Donald Trump was considered part of an insurrection when he supported Congressional review of electors from the 2020 Presidential Election. Democrats doing the same against him in 2016, barely a peep out of the media or anyone else.

Now, after a recount, a bipartisan canvassing of the ballots cast in the race and having an option to appeal those results through the state's court system — a step Hart chose not to utilize - and instead turned to a partisan process in the Democrat House because they knew they could not win any other way.
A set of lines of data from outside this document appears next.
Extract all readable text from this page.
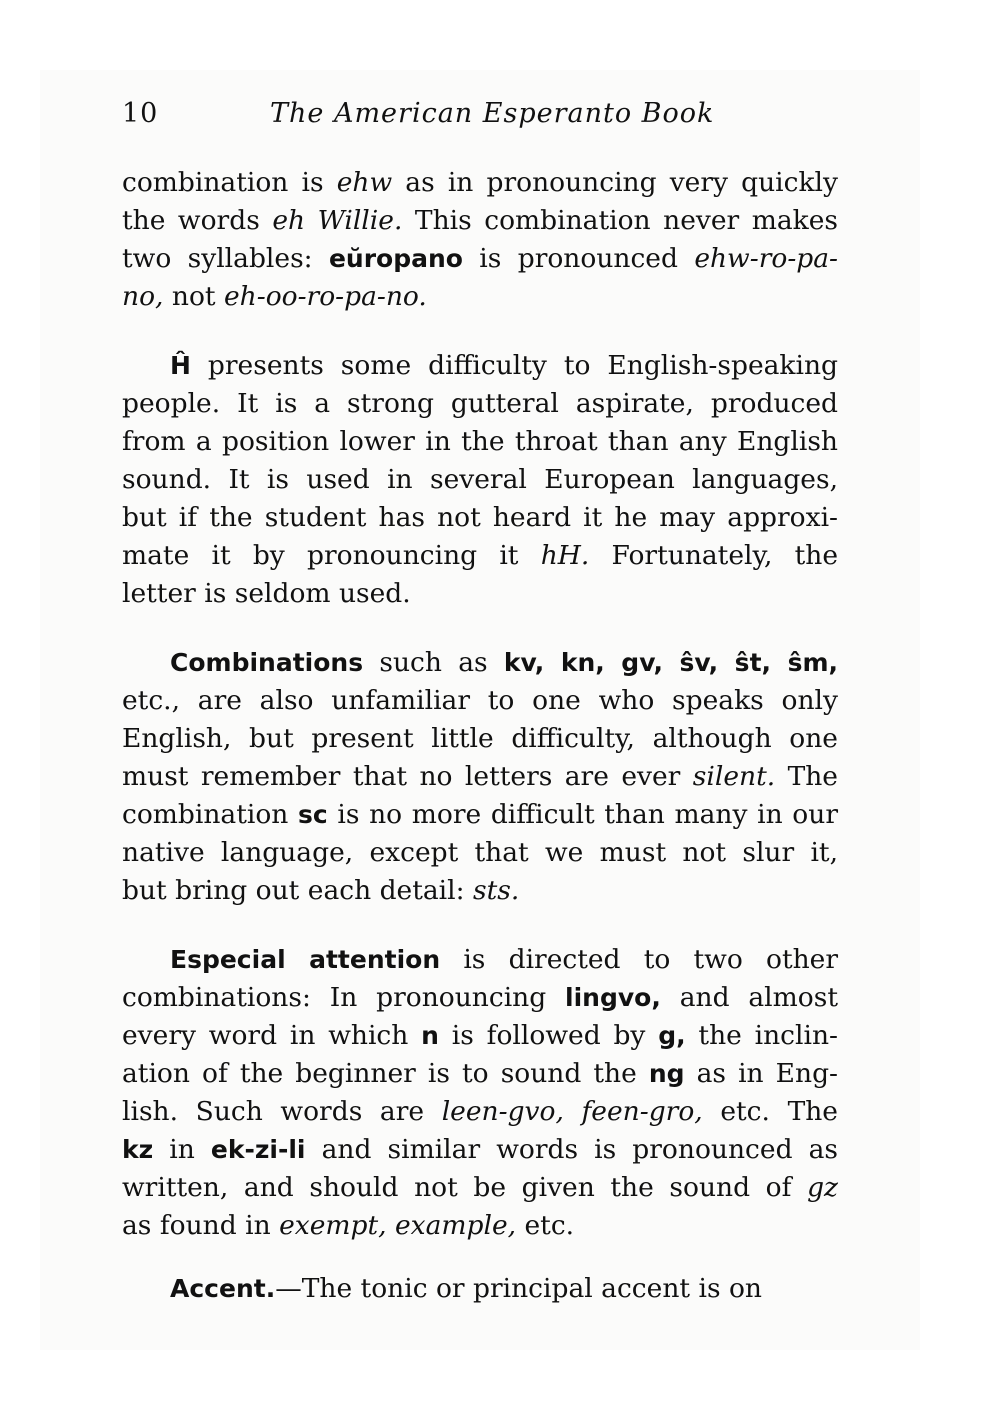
10	The American Esperanto Book
combination is ehw as in pronouncing very quickly
the words eh Willie. This combination never makes
two syllables: eŭropano is pronounced ehw-ro-pa-
no, not eh-oo-ro-pa-no.
Ĥ presents some difficulty to English-speaking
people. It is a strong gutteral aspirate, produced
from a position lower in the throat than any English
sound. It is used in several European languages,
but if the student has not heard it he may approxi-
mate it by pronouncing it hH. Fortunately, the
letter is seldom used.
Combinations such as kv, kn, gv, ŝv, ŝt, ŝm,
etc., are also unfamiliar to one who speaks only
English, but present little difficulty, although one
must remember that no letters are ever silent. The
combination sc is no more difficult than many in our
native language, except that we must not slur it,
but bring out each detail: sts.
Especial attention is directed to two other
combinations: In pronouncing lingvo, and almost
every word in which n is followed by g, the inclin-
ation of the beginner is to sound the ng as in Eng-
lish. Such words are leen-gvo, feen-gro, etc. The
kz in ek-zi-li and similar words is pronounced as
written, and should not be given the sound of gz
as found in exempt, example, etc.
Accent.—The tonic or principal accent is on
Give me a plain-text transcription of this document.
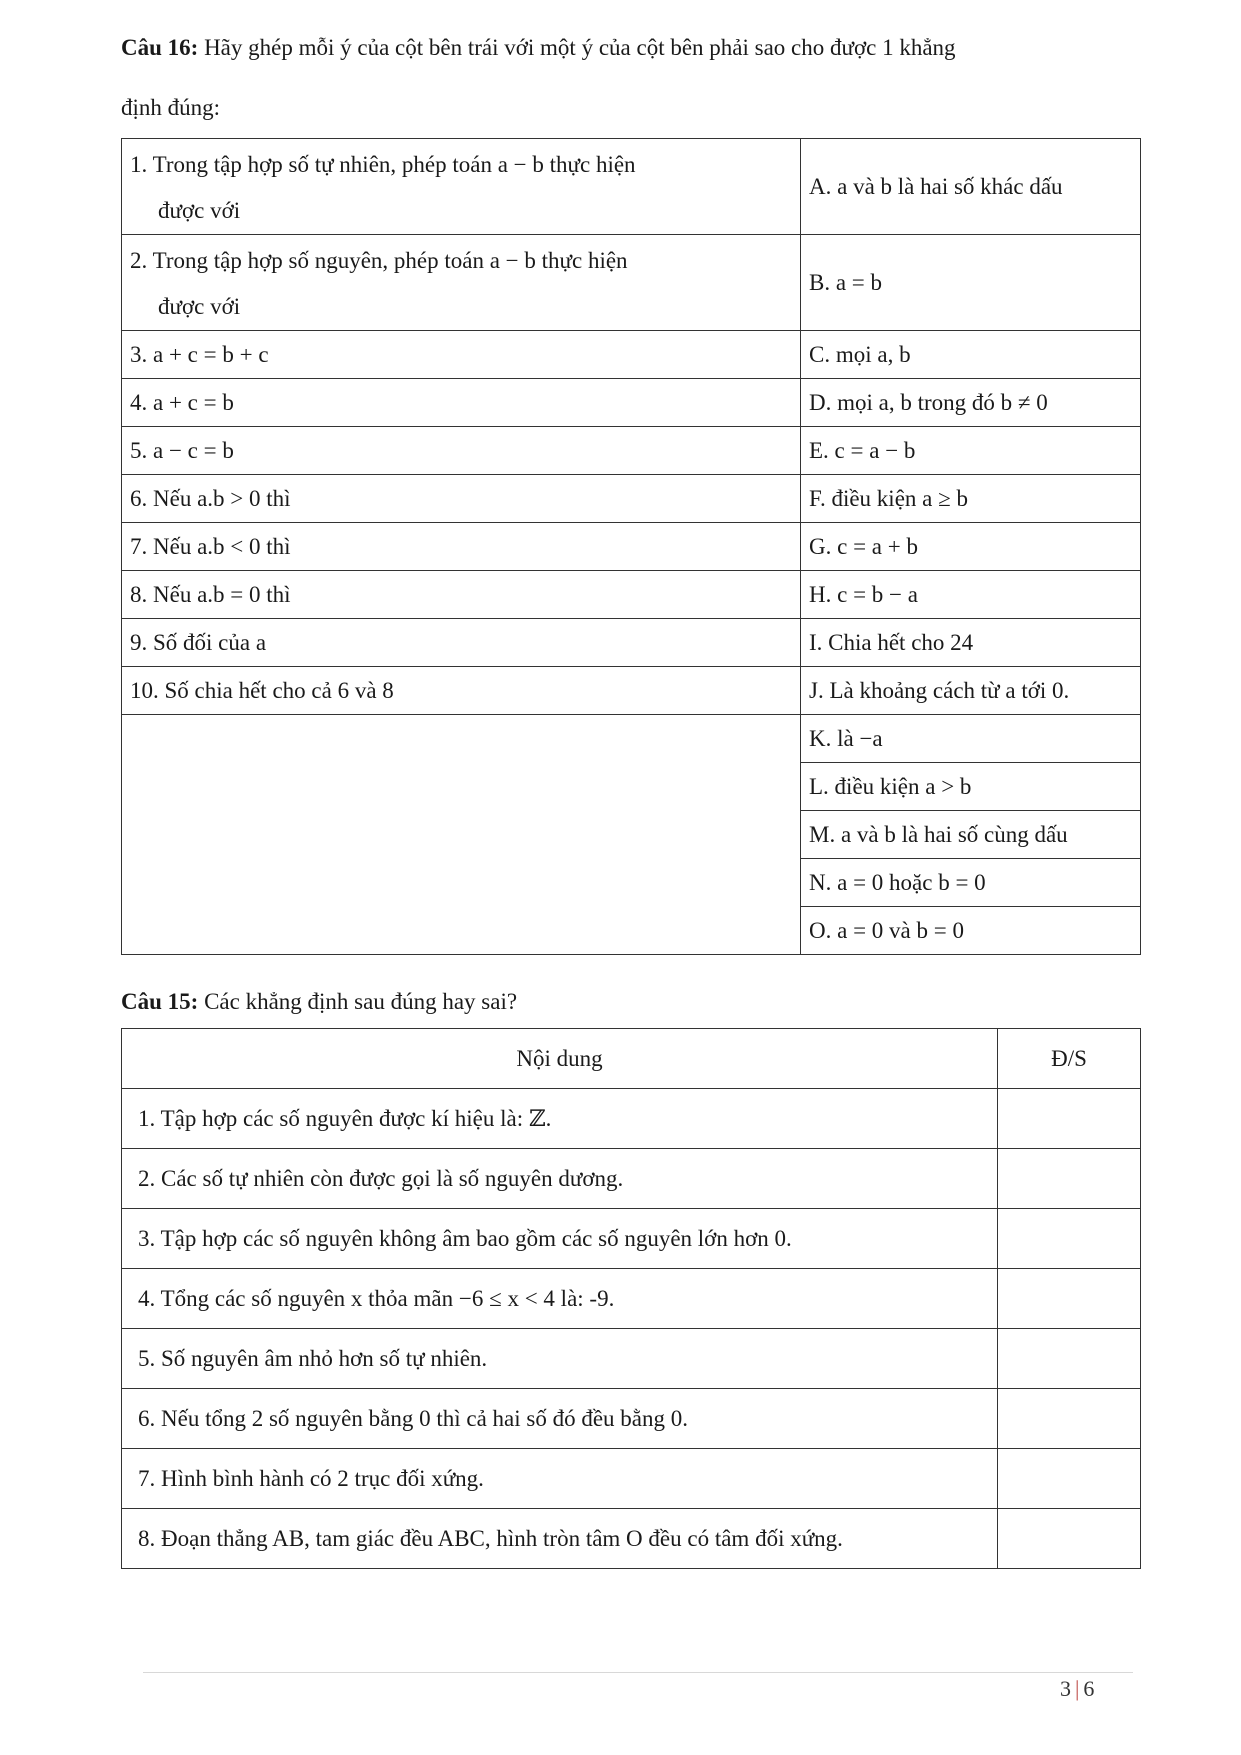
Câu 16: Hãy ghép mỗi ý của cột bên trái với một ý của cột bên phải sao cho được 1 khẳng
định đúng:
1. Trong tập hợp số tự nhiên, phép toán a − b thực hiện
được với	A. a và b là hai số khác dấu

2. Trong tập hợp số nguyên, phép toán a − b thực hiện
được với	B. a = b
3. a + c = b + c	C. mọi a, b
4. a + c = b	D. mọi a, b trong đó b ≠ 0
5. a − c = b	E. c = a − b
6. Nếu a.b > 0 thì	F. điều kiện a ≥ b
7. Nếu a.b < 0 thì	G. c = a + b
8. Nếu a.b = 0 thì	H. c = b − a
9. Số đối của a	I. Chia hết cho 24
10. Số chia hết cho cả 6 và 8	J. Là khoảng cách từ a tới 0.
	K. là −a
	L. điều kiện a > b
	M. a và b là hai số cùng dấu
	N. a = 0 hoặc b = 0
	O. a = 0 và b = 0
Câu 15: Các khẳng định sau đúng hay sai?
Nội dung	Đ/S
1. Tập hợp các số nguyên được kí hiệu là: ℤ.	
2. Các số tự nhiên còn được gọi là số nguyên dương.	
3. Tập hợp các số nguyên không âm bao gồm các số nguyên lớn hơn 0.	
4. Tổng các số nguyên x thỏa mãn −6 ≤ x < 4 là: -9.	
5. Số nguyên âm nhỏ hơn số tự nhiên.	
6. Nếu tổng 2 số nguyên bằng 0 thì cả hai số đó đều bằng 0.	
7. Hình bình hành có 2 trục đối xứng.	
8. Đoạn thẳng AB, tam giác đều ABC, hình tròn tâm O đều có tâm đối xứng.	
3 | 6
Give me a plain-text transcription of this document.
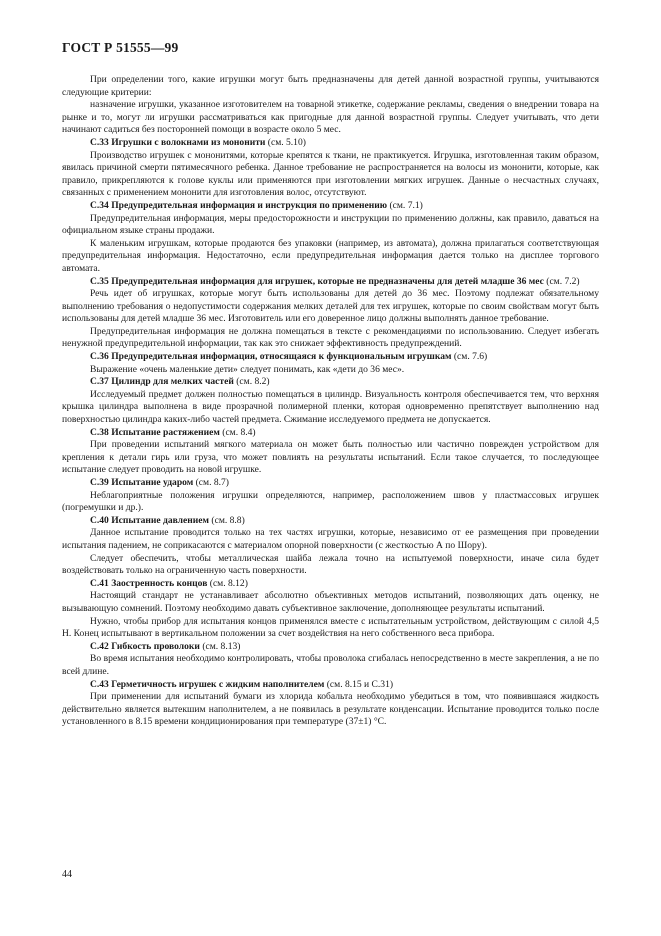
ГОСТ Р 51555—99

При определении того, какие игрушки могут быть предназначены для детей данной возрастной группы, учитываются следующие критерии:

назначение игрушки, указанное изготовителем на товарной этикетке, содержание рекламы, сведения о внедрении товара на рынке и то, могут ли игрушки рассматриваться как пригодные для данной возрастной группы. Следует учитывать, что дети начинают садиться без посторонней помощи в возрасте около 5 мес.

С.33 Игрушки с волокнами из мононити (см. 5.10)

Производство игрушек с мононитями, которые крепятся к ткани, не практикуется. Игрушка, изготовленная таким образом, явилась причиной смерти пятимесячного ребенка. Данное требование не распространяется на волосы из мононити, которые, как правило, прикрепляются к голове куклы или применяются при изготовлении мягких игрушек. Данные о несчастных случаях, связанных с применением мононити для изготовления волос, отсутствуют.

С.34 Предупредительная информация и инструкция по применению (см. 7.1)

Предупредительная информация, меры предосторожности и инструкции по применению должны, как правило, даваться на официальном языке страны продажи.

К маленьким игрушкам, которые продаются без упаковки (например, из автомата), должна прилагаться соответствующая предупредительная информация. Недостаточно, если предупредительная информация дается только на дисплее торгового автомата.

С.35 Предупредительная информация для игрушек, которые не предназначены для детей младше 36 мес (см. 7.2)

Речь идет об игрушках, которые могут быть использованы для детей до 36 мес. Поэтому подлежат обязательному выполнению требования о недопустимости содержания мелких деталей для тех игрушек, которые по своим свойствам могут быть использованы для детей младше 36 мес. Изготовитель или его доверенное лицо должны выполнять данное требование.

Предупредительная информация не должна помещаться в тексте с рекомендациями по использованию. Следует избегать ненужной предупредительной информации, так как это снижает эффективность предупреждений.

С.36 Предупредительная информация, относящаяся к функциональным игрушкам (см. 7.6)

Выражение «очень маленькие дети» следует понимать, как «дети до 36 мес».

С.37 Цилиндр для мелких частей (см. 8.2)

Исследуемый предмет должен полностью помещаться в цилиндр. Визуальность контроля обеспечивается тем, что верхняя крышка цилиндра выполнена в виде прозрачной полимерной пленки, которая одновременно препятствует выполнению над поверхностью цилиндра каких-либо частей предмета. Сжимание исследуемого предмета не допускается.

С.38 Испытание растяжением (см. 8.4)

При проведении испытаний мягкого материала он может быть полностью или частично поврежден устройством для крепления к детали гирь или груза, что может повлиять на результаты испытаний. Если такое случается, то последующее испытание следует проводить на новой игрушке.

С.39 Испытание ударом (см. 8.7)

Неблагоприятные положения игрушки определяются, например, расположением швов у пластмассовых игрушек (погремушки и др.).

С.40 Испытание давлением (см. 8.8)

Данное испытание проводится только на тех частях игрушки, которые, независимо от ее размещения при проведении испытания падением, не соприкасаются с материалом опорной поверхности (с жесткостью А по Шору).

Следует обеспечить, чтобы металлическая шайба лежала точно на испытуемой поверхности, иначе сила будет воздействовать только на ограниченную часть поверхности.

С.41 Заостренность концов (см. 8.12)

Настоящий стандарт не устанавливает абсолютно объективных методов испытаний, позволяющих дать оценку, не вызывающую сомнений. Поэтому необходимо давать субъективное заключение, дополняющее результаты испытаний.

Нужно, чтобы прибор для испытания концов применялся вместе с испытательным устройством, действующим с силой 4,5 Н. Конец испытывают в вертикальном положении за счет воздействия на него собственного веса прибора.

С.42 Гибкость проволоки (см. 8.13)

Во время испытания необходимо контролировать, чтобы проволока сгибалась непосредственно в месте закрепления, а не по всей длине.

С.43 Герметичность игрушек с жидким наполнителем (см. 8.15 и С.31)

При применении для испытаний бумаги из хлорида кобальта необходимо убедиться в том, что появившаяся жидкость действительно является вытекшим наполнителем, а не появилась в результате конденсации. Испытание проводится только после установленного в 8.15 времени кондиционирования при температуре (37±1) °С.

44
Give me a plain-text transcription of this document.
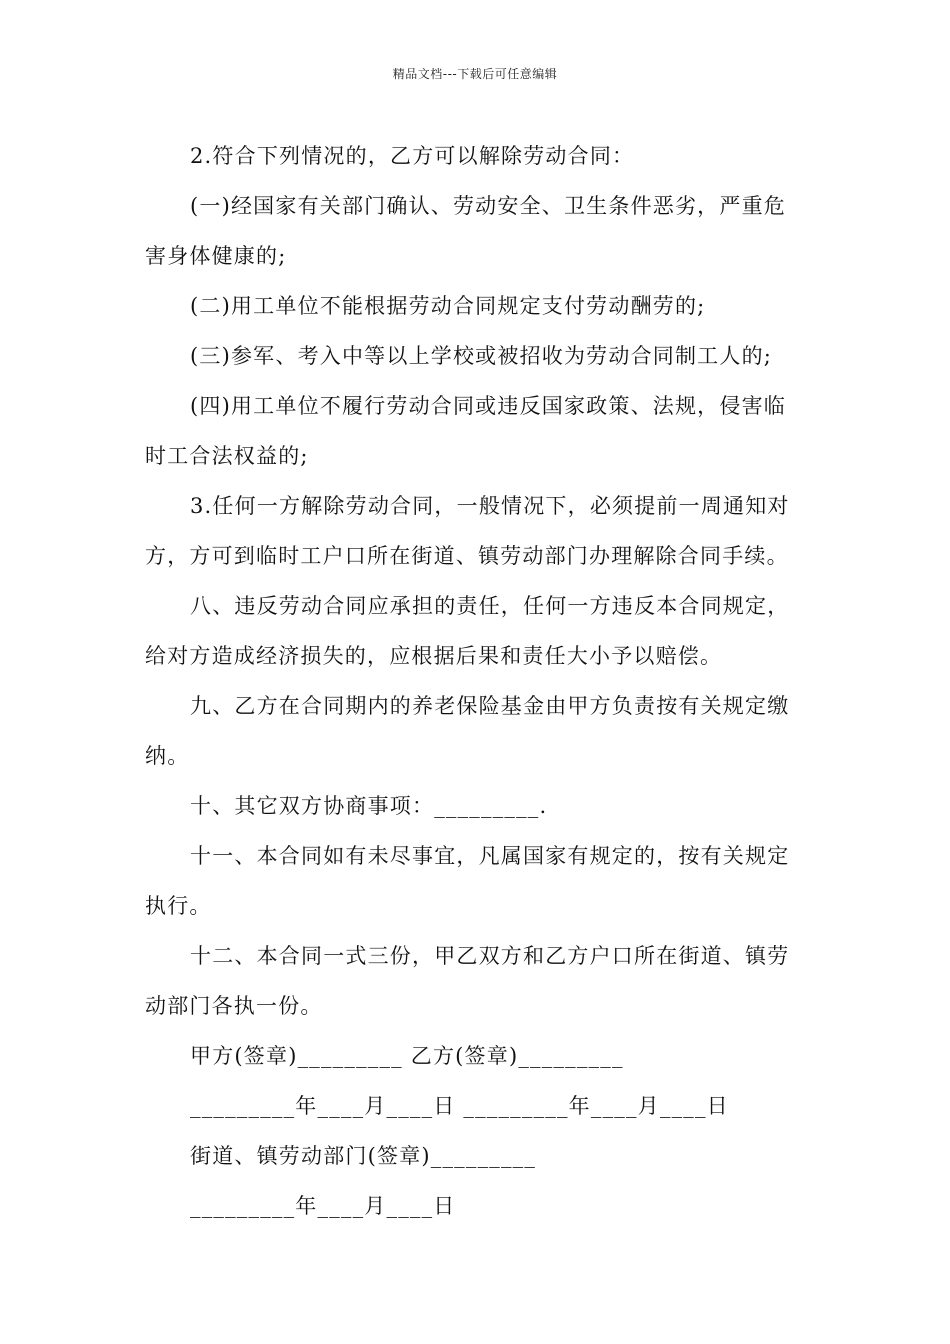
精品文档---下载后可任意编辑
2.符合下列情况的，乙方可以解除劳动合同：
(一)经国家有关部门确认、劳动安全、卫生条件恶劣，严重危
害身体健康的;
(二)用工单位不能根据劳动合同规定支付劳动酬劳的;
(三)参军、考入中等以上学校或被招收为劳动合同制工人的;
(四)用工单位不履行劳动合同或违反国家政策、法规，侵害临
时工合法权益的;
3.任何一方解除劳动合同，一般情况下，必须提前一周通知对
方，方可到临时工户口所在街道、镇劳动部门办理解除合同手续。
八、违反劳动合同应承担的责任，任何一方违反本合同规定，
给对方造成经济损失的，应根据后果和责任大小予以赔偿。
九、乙方在合同期内的养老保险基金由甲方负责按有关规定缴
纳。
十、其它双方协商事项：_________.
十一、本合同如有未尽事宜，凡属国家有规定的，按有关规定
执行。
十二、本合同一式三份，甲乙双方和乙方户口所在街道、镇劳
动部门各执一份。
甲方(签章)_________ 乙方(签章)_________
_________年____月____日 _________年____月____日
街道、镇劳动部门(签章)_________
_________年____月____日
We know how this will eventually end. Miller-Meeks will be escorted out of the House and Hart jubilantly welcomed in by Pelosi to replace her.

Travesty!

from KCRG 9 ABC,
3/10/21:

Democratic candidate Rita Hart’s challenge to the November election win of Republican Rep. Mariannette Miller-Meeks is not over. According to television station KCCI, a U.S. House committee voted 6-3 to reject a motion to dismiss Hart’s petition to challenge the outcome. The vote was along party lines. Iowa Secretary of State Paul Pate announced on Nov. 30 that the state canvassing board had certified the result in Iowa’s Second Congressional District race between Miller-Meeks and Hart. Miller-Meeks finished with 196,964 votes to Hart’s 196,958, a difference of only six votes. After the first count of votes in the state, Miller-Meeks held a 47-vote lead that was reduced by 41 during a full district recount. Zach Meunier, the campaign manager for Hart, issued a statement on Wednesday, saying that she will be ahead by nine votes if the 22 ballots they claim were legally cast and not counted get added to the result.